Which is better - a firm consensus with a 37% chance of being wrong, or a distribution of beliefs with large confidence intervals, centered on the best possible guess? It depends, I guess. Sometimes, when you need quick action, and when human indecision is holding you back, the firm consensus might be better. But for the slow, ponderous task of figuring out how the world works, I'd prefer the latter. Consensus too often sends us down blind alleys.
I think a lot of people instinctively agree with me, and this is behind the calls for macroeconomists to be more "humble", or to "admit their ignorance", etc. It's probably one reason that macro doesn't often reach a general consensus. But I kind of worry that the amount of consensus that does get reached is too much.
But I feel like Athreya doesn't fully share my distrust of consensus. Section 188.8.131.52 of Big Ideas (yes, the book has subsubsubsections) is entitled "It Takes a Model to Beat a Model". This is a line I've heard before from a number of macroeconomists. The idea that models "beat" other models seems to indicate a preference for 100/0-type beliefs, at the individual level or at the group level.
Mathematics in Macroeconomics
Big Ideas has some other bits of philosophy that might interest people. Chapter 4 has a section (Subsubsection 4.2.4, to be precise) defending the use of mathematics in macroeconomics. The main reasons for math, Athreya says, are that it allows us to be quantitative (which we need in order to make policy), and it allows us to be precise about our meaning. That's pretty similar to what I wrote in this post a while back. And I still think these are good reasons to use math whenever possible.

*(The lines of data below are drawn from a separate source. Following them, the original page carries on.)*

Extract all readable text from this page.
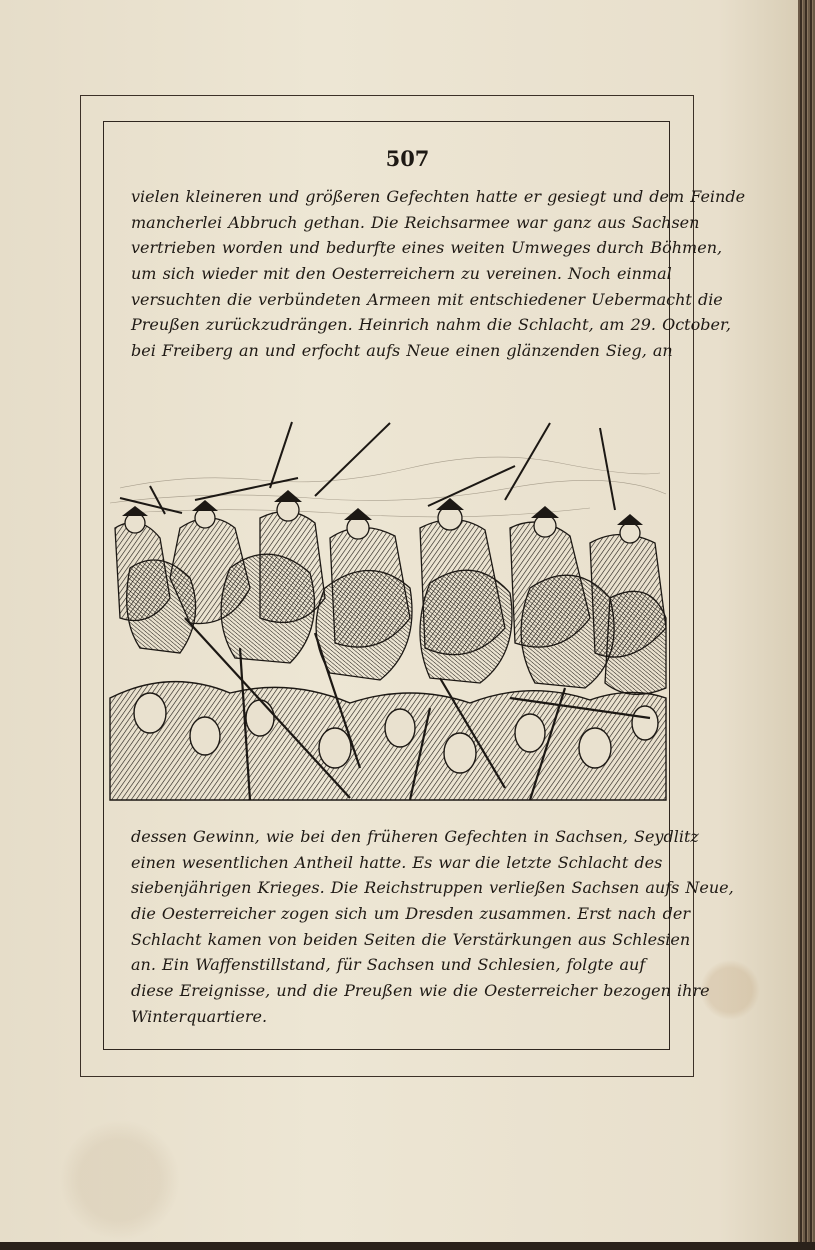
507
vielen kleineren und größeren Gefechten hatte er gesiegt und dem Feinde
mancherlei Abbruch gethan. Die Reichsarmee war ganz aus Sachsen
vertrieben worden und bedurfte eines weiten Umweges durch Böhmen,
um sich wieder mit den Oesterreichern zu vereinen. Noch einmal
versuchten die verbündeten Armeen mit entschiedener Uebermacht die
Preußen zurückzudrängen. Heinrich nahm die Schlacht, am 29. October,
bei Freiberg an und erfocht aufs Neue einen glänzenden Sieg, an
dessen Gewinn, wie bei den früheren Gefechten in Sachsen, Seydlitz
einen wesentlichen Antheil hatte. Es war die letzte Schlacht des
siebenjährigen Krieges. Die Reichstruppen verließen Sachsen aufs Neue,
die Oesterreicher zogen sich um Dresden zusammen. Erst nach der
Schlacht kamen von beiden Seiten die Verstärkungen aus Schlesien
an. Ein Waffenstillstand, für Sachsen und Schlesien, folgte auf
diese Ereignisse, und die Preußen wie die Oesterreicher bezogen ihre
Winterquartiere.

Athreya makes an important point: Without math, discussions about theory often degenerate into arguments about "what Keynes really meant", or "what Hayek really meant", etc. Like prophets and philosophers, "literary" economists will inevitably get reinterpreted, misinterpreted, and conflictingly interpreted. Spend some time talking with those "heterodox" economists who believe that econ should be a purely literary field, and you'll see what I mean.
But Athreya goes further. He doesn't just defend the use of math in macro; he frowns heavily on any economic discussion that doesn't use math. From Subsubsubsection 184.108.40.206:
The unwillingness [of economists] to couch things in [mathematical] terms (usually for fear of "losing something more intangible") has, in the past, led to a great deal of essentially useless discussion.
The plaintive expressions of "fear of losing something intangible" are concessions to the forces of muddled thinking.That's an interesting claim coming from a book that contains no equations...
But anyway, I think Athreya overlooks something important, which is the role of non-mathematical discussion in idea generation. Even when you use math to make a model, you don't start with the equations - you start by thinking about the concepts. Sometimes you need a lot of thinking before you come up with concepts that are interesting enough to model formally. Sometimes that thinking can't be done by just one person, and instead requires a discussion between people.
Sometimes, hidden among the reams of useless discussion, is a great idea that ends up turning into a great mathematical model. If you always start with the math, you can crank out models, but I think you might miss some of those deeper, bigger insights.